Brian Shovers is the recipient of the 2020 Society for Industrial Archeology General Tools Award. The General Tools Award is the highest honor that the SIA can bestow, recognizing individuals who have given sustained, distinguished service to the cause of industrial archeology.
Shovers has made exceptional contributions to IA, specifically within his home state where he has been a leader since the early 1980s. He is being recognized for his efforts documenting and preserving resources at nationally significant mining heritage sites, and his many spectacular efforts at promoting his state’s varied industrial heritage through tours, conferences, workshops, surveys, research and publications, not to mention being a founder and long-time president of Montana’s local SIA chapter, the Klepetko Chapter, as well as co-leader of three highly memorable SIA Fall Tours.
Shovers has been president of the Klepetko Chapter and editor of its newsletter since the early 1990s. Throughout that time, he has worked tirelessly to organize chapter events and raise Montanans’ awareness of their state’s industrial and engineering heritage, especially through organizing “Made in Montana” field trips each year in conjunction with the Montana State History Conference, held in October in Helena every other year and held in another Montana city in alternating years. The Made in Montana tours serve as the chapter’s fall tours. He also organizes a Klepetko Chapter tour each spring, often at a more out-of-the-way area in the state.
A native of Wisconsin, Brian lived in Missoula in the 1970s and then moved to Butte in the early 1980s to work at the National Center for Appropriate Technology as a writer and editor. He immediately joined the Butte Historical Society and, together with Fred Quivik, helped to organize a conference, funded by the Montana Committee for the Humanities, called “Butte: The Urban Frontier.” The weekend conference in September 1982 brought to Butte about twenty speakers who were researching various facets of Butte’s history, including its industrial history of mining. In the mid-1980s, Brian helped several of the conference presenters develop written versions of their presentations to launch the Butte Historical Society’s semi-annual journal, The Speculator: The Journal of Butte and Southwest Montana History, which he edited (the Speculator is the name of one of the mines where, in 1917, 165 miners were killed in what is still the worst hardrock mining disaster in U.S. history). One issue of The Speculator was a theme issue on Butte’s industrial history.

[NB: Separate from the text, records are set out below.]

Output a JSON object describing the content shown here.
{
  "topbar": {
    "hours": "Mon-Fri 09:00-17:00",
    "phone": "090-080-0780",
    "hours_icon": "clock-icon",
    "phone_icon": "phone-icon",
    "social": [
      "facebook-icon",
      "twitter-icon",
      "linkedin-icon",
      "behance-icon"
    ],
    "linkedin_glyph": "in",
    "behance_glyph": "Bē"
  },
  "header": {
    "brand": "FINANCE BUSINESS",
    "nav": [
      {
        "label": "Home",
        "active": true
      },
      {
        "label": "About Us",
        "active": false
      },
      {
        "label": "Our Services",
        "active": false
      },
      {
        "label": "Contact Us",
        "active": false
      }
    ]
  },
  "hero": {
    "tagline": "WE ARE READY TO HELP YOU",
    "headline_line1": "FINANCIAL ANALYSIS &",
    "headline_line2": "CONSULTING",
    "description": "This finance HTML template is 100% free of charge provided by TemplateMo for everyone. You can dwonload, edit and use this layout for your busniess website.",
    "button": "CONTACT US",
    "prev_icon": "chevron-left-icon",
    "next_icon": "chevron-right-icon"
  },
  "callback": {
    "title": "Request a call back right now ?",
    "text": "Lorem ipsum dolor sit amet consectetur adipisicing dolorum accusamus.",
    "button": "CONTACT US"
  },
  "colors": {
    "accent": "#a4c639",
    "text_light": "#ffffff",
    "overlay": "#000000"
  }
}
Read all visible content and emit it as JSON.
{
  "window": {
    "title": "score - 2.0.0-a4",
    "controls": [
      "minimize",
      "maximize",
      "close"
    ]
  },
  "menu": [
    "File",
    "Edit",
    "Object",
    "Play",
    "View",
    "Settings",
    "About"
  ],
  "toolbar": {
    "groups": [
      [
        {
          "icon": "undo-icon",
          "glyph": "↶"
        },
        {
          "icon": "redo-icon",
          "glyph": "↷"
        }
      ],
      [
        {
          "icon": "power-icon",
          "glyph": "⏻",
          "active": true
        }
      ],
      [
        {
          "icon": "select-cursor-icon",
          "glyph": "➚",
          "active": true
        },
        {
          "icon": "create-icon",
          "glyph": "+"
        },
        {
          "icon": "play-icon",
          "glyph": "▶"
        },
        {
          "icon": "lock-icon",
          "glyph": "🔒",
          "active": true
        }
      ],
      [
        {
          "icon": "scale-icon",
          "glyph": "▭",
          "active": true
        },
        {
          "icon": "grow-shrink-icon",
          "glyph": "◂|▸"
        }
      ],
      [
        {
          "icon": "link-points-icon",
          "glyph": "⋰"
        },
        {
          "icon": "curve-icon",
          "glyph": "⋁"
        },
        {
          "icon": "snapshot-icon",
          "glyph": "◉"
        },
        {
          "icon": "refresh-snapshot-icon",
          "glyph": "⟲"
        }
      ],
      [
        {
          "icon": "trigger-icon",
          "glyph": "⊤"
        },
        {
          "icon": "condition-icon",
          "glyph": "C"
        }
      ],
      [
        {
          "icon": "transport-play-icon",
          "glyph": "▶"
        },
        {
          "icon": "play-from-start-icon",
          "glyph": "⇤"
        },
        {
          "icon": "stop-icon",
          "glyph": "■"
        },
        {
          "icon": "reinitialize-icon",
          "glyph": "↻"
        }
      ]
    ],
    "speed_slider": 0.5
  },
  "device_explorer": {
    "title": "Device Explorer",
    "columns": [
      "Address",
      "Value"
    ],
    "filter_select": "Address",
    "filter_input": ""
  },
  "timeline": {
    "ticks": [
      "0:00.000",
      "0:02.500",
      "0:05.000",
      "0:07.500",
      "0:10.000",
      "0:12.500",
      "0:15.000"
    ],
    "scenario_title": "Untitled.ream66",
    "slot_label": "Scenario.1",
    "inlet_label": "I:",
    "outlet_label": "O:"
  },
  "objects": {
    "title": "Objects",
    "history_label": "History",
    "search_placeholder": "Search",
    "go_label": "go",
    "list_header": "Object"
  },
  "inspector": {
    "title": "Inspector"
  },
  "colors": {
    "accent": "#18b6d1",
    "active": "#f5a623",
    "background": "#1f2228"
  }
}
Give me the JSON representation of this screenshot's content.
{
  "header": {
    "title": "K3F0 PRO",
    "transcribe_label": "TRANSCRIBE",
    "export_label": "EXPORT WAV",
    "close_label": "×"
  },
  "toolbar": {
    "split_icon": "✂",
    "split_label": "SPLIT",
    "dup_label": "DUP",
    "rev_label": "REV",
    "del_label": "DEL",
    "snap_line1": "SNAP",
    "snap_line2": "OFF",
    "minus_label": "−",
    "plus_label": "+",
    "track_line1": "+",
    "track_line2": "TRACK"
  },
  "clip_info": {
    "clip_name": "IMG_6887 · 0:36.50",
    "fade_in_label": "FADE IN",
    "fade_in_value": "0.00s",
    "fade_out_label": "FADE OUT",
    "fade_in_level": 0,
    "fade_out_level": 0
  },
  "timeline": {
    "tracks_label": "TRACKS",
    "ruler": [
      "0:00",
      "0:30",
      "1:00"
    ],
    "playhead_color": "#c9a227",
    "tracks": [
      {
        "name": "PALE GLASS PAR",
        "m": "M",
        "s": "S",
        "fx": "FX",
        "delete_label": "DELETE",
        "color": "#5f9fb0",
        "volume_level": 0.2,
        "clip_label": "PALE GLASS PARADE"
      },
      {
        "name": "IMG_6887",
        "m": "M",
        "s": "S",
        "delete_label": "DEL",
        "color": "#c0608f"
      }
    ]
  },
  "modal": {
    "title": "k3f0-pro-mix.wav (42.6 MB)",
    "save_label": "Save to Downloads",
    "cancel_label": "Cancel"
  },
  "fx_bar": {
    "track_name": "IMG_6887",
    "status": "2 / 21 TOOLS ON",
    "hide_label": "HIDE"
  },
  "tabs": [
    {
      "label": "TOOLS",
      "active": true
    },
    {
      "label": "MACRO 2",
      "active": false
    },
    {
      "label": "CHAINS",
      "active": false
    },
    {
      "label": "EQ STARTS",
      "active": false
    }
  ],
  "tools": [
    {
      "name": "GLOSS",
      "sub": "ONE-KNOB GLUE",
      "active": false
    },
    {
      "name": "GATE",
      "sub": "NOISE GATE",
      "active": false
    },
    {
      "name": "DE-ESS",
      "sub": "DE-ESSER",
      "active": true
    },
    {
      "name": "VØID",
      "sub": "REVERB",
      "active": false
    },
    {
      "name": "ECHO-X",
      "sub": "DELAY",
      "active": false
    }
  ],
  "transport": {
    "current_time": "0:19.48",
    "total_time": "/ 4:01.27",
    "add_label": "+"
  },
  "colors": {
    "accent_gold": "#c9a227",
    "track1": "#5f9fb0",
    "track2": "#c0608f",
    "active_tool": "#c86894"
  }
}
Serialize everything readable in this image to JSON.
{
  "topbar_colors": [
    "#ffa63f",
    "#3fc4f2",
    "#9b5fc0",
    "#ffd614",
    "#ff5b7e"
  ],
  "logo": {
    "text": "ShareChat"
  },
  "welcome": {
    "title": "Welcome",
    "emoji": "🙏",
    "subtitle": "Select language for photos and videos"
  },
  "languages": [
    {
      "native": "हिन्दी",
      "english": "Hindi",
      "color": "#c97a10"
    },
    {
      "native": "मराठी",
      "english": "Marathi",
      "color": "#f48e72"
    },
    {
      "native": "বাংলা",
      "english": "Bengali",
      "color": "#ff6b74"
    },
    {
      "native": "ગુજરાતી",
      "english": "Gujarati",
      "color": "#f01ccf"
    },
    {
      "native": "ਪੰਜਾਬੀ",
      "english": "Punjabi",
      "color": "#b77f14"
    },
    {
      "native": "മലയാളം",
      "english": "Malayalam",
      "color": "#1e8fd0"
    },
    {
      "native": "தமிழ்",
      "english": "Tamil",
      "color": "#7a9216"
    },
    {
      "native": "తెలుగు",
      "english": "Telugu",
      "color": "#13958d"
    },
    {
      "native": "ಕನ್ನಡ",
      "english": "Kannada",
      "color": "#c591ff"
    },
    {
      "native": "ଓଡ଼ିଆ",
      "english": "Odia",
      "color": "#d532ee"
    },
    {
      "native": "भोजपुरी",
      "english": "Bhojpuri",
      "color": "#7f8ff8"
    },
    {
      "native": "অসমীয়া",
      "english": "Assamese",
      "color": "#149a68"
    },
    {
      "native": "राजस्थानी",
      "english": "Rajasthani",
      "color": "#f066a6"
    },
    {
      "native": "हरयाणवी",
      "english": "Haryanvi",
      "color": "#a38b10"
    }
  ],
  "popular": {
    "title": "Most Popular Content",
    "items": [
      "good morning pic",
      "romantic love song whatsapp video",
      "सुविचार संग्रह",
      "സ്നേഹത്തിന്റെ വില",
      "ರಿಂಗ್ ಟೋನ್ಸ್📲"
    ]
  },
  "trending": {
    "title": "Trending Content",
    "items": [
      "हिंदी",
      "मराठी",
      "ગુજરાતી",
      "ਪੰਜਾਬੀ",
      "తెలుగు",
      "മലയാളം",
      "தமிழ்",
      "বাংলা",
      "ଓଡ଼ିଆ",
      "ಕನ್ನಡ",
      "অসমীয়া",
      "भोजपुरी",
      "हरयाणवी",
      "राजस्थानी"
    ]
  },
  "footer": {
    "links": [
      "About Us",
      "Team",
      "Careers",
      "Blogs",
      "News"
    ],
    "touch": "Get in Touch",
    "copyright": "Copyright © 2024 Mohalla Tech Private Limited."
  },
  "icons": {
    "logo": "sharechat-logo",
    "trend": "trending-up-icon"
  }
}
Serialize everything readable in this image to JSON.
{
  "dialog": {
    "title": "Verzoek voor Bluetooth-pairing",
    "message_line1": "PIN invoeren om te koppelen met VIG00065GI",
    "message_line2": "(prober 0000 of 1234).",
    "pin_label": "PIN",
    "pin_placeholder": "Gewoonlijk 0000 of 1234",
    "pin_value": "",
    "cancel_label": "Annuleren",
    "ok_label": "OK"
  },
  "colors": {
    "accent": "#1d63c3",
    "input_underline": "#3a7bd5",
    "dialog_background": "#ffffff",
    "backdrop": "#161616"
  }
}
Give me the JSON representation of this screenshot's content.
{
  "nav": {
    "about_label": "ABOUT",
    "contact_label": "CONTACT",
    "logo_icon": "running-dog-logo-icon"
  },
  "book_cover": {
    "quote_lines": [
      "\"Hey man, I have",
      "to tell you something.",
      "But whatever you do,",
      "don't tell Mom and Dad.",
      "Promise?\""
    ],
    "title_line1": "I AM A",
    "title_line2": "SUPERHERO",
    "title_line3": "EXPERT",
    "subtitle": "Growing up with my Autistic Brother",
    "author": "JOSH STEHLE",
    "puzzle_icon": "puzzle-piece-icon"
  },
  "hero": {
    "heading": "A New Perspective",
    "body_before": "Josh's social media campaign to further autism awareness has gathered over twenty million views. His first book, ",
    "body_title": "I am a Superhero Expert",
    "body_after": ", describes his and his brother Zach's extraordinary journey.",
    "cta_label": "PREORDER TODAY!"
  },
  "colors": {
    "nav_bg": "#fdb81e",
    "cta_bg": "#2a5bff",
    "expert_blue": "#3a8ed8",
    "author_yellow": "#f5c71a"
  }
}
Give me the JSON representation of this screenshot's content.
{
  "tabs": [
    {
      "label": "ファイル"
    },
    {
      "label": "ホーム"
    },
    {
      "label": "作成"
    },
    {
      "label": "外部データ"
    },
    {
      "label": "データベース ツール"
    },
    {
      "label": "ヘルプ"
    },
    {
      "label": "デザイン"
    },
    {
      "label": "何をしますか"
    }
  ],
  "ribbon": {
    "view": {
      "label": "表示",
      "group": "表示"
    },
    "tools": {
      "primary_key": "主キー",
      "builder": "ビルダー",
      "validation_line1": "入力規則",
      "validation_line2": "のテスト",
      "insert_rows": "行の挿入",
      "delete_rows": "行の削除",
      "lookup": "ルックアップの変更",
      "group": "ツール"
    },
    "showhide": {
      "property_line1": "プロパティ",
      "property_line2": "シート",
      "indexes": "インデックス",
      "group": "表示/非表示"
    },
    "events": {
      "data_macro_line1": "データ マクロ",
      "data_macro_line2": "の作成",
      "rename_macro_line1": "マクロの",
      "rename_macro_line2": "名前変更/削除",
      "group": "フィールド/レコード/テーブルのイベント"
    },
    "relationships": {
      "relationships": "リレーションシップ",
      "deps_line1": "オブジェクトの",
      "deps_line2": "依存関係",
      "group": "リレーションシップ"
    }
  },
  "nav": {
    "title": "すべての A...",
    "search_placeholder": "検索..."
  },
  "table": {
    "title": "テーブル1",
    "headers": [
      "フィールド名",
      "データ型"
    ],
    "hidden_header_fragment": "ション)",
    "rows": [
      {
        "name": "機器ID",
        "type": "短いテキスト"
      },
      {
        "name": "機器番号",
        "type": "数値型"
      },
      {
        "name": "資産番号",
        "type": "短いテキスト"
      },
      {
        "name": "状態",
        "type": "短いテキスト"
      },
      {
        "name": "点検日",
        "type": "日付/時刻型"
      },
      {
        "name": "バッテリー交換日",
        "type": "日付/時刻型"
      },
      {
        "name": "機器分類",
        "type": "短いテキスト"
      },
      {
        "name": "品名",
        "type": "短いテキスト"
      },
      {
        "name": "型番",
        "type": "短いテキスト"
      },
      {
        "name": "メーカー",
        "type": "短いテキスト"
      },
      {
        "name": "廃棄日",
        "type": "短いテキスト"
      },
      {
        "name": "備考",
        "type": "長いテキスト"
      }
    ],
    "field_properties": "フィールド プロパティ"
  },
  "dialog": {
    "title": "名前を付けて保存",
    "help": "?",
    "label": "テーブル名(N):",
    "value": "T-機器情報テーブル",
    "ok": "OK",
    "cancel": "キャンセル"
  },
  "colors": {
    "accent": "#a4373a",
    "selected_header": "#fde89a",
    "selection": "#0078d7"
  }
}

Brian’s first SIA activity was in the fall of 1983, when he and Fred Quivik crashed the Fall Tour in Colorado. They were both living in Butte at the time, so they drove together through Yellowstone Park to Colorado, and then showed up at the conference hotel, without registering for the event. Since Shovers and Quivik had driven all that way, the organizers let them tag along. Brian must have been impressed with the Colorado tour, because he was one of the main organizers of the SIA’s Fall Tour in Butte six years later. As far as we know, he did not let any non-paying individuals participate in that event.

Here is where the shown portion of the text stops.